Muhammad Tahseen, of South Asia Partnership Pakistan (SAP-PK), on the occasion, said that PCSF was perturbed on the lack of transparency in policy-making that is blatantly arbitrary without taking into the stakeholders into confidence and a total disregard to their contribution for the development of the people of Pakistan. The decision shows total arbitrariness and ad-hocism followed by the federal authorities.
He said that the forum also notes the attempts by state bodies harassing NGO and INGO workers.

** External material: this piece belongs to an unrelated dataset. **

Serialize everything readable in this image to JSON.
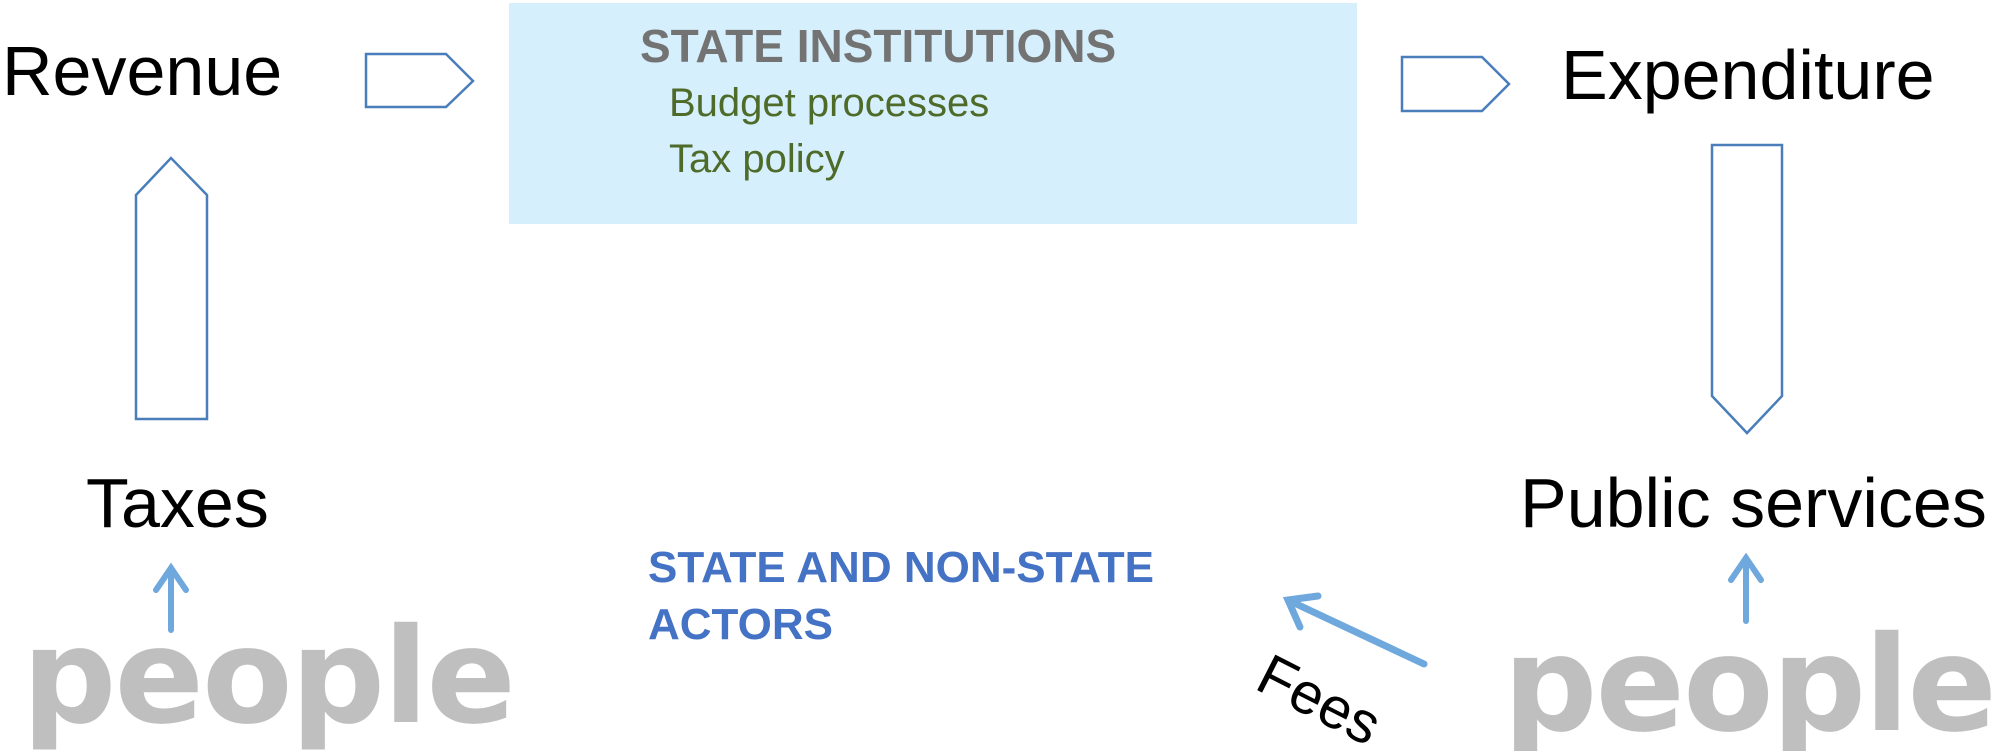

These attempts are creating a climate of fear and discouraging these organizations to speak for fundamental rights and democracy. These policies are contrary to the national legal framework as well as Pakistan’s international obligations.
Human rights activist Hina Jilani, Aurat Foundation Executive Director Naeem Ahmad Mirza and Pakistan Federal Union of Journalists (PFUJ) President Afzal Butt also shared their views regarding the matter.
They said that we being representatives of civil society believe that no concerns or interests of the state can be served through any tactics that undermine the capacity of the civil society of Pakistan to further their work through international cooperation. Especially at a time when Pakistan is faced with multiple challenges of poverty, slow economic growth, extremism, international isolation and many other daunting challenges.
The PCSF believes that the country is not progressing well in the areas of basic education, primary health and economic marginalization, violence against women, and minorities.
The organizations making credible inputs and contributions in dealing with these challenges are facing stern actions that will undermine their work.
Such policies and arbitrary will deeply undermine people’s trust and will take real discourse away from the actual issues the country and its citizens are faced with.